Magdalena Anna Misztal-Teodorczyk1, Radosław Zwoliński1, Dawid Teodorczyk1, Ewa Oszczygieł2, Jarosław Drożdż1, Katarzyna Piestrzeniewicz1
DOI: 10.5603/fc.96873


Introduction. Aortic valve replacement (AVR) is a standard surgical procedure for symptomatic severe aortic stenosis (AS). This study aimed to identify predictors of short-term mortality after AVR. The pre-surgical risk stratification in patients with symptomatic severe AS may help decide on the most adequate treatment.

Material and methods. A retrospective, observational study included 1171 patients who underwent surgical AVR in a large tertiary medical centre over 10 years (2009–2019). The early mortality defined as the mortality within one month after surgery was analysed.

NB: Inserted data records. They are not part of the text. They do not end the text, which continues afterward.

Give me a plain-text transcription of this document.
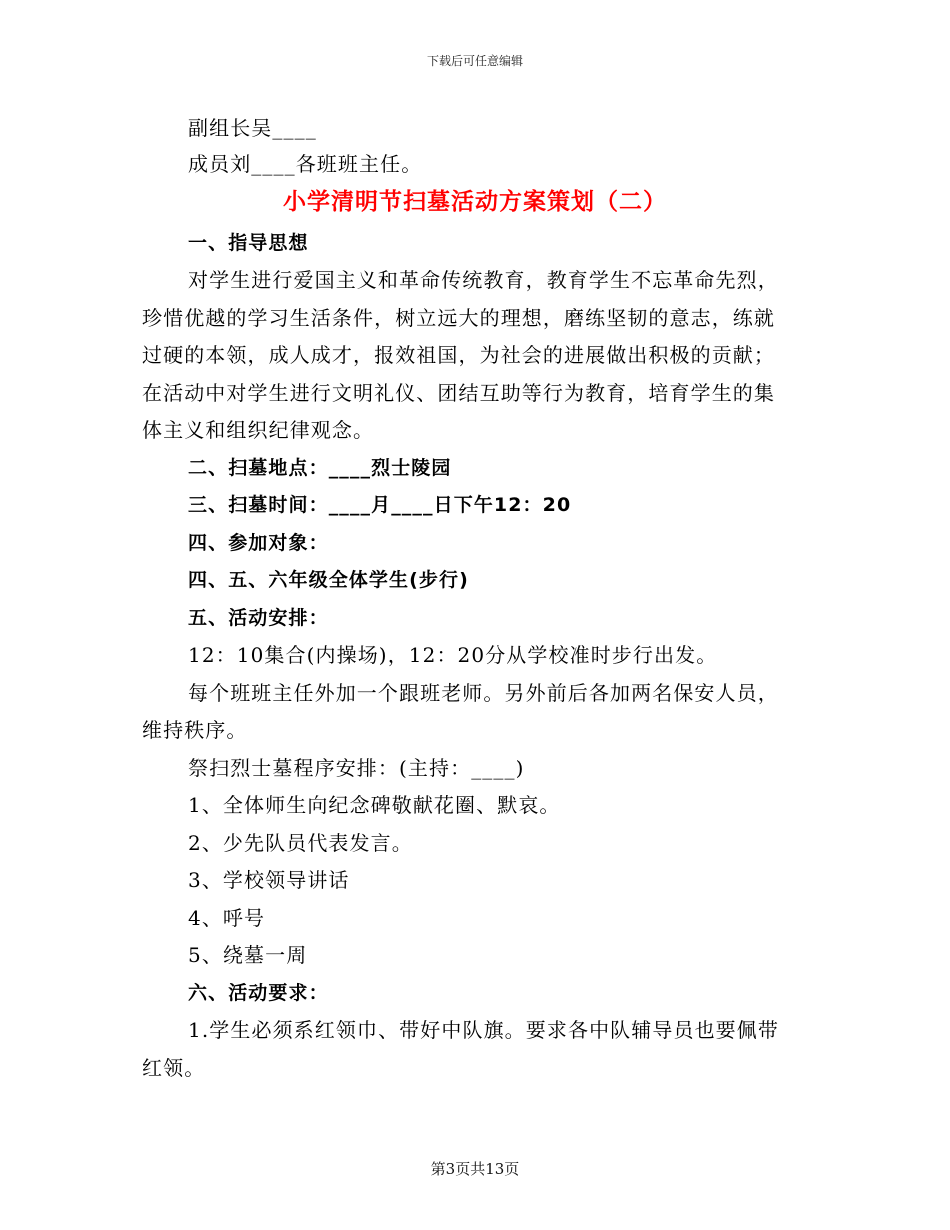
下载后可任意编辑
副组长吴____
成员刘____各班班主任。
小学清明节扫墓活动方案策划（二）
一、指导思想
对学生进行爱国主义和革命传统教育，教育学生不忘革命先烈，
珍惜优越的学习生活条件，树立远大的理想，磨练坚韧的意志，练就
过硬的本领，成人成才，报效祖国，为社会的进展做出积极的贡献；
在活动中对学生进行文明礼仪、团结互助等行为教育，培育学生的集
体主义和组织纪律观念。
二、扫墓地点：____烈士陵园
三、扫墓时间：____月____日下午12：20
四、参加对象：
四、五、六年级全体学生(步行)
五、活动安排：
12：10集合(内操场)，12：20分从学校准时步行出发。
每个班班主任外加一个跟班老师。另外前后各加两名保安人员，
维持秩序。
祭扫烈士墓程序安排：(主持：____)
1、全体师生向纪念碑敬献花圈、默哀。
2、少先队员代表发言。
3、学校领导讲话
4、呼号
5、绕墓一周
六、活动要求：
1.学生必须系红领巾、带好中队旗。要求各中队辅导员也要佩带
红领。
第3页共13页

Results. The mean age of the study group was 64 (± 10) years. The most common aetiology of the aortic valve disease was a degenerative process (78.9%). The postoperative complication rate was 19.1% and the short-term mortality rate was 3.4%. An increased risk of short-term mortality after AVR was related to type 2 diabetes (6.1% vs. 2.6%; p = 0.006), chronic kidney disease (stage 3 to 5; 25% vs. 2.8%; p < 0.001), history of percutaneous coronary intervention (PCI) (8.2% vs. 3.1%; p = 0.045), active infective endocarditis (20.5% vs. 2.9%; p = 0.007), significant mitral (24% vs. 2.6%; p < 0.001) and tricuspid regurgitation (25.7% vs. 2.9%; p = 0.001), periprocedural complications (15.4% vs. 0.5%; p < 0.001), and emergency AVR (11.3% vs. 2.7%; p = 0.001). The independent predictors of short-term mortality identified by multivariate analysis were active infective endocarditis (odds ratio [OR]: 4.99; p = 0.045), duration of the surgical procedure (OR: 1.00; p = 0.018) and New York Heart Association (NYHA) class III–IV (OR: 1.97; p = 0.01).

Conclusions. Active infective endocarditis, duration of the surgical procedure and NYHA class III-IV are the independent predictors of short-term mortality after AVR and should be considered in deciding on the most adequate treatment.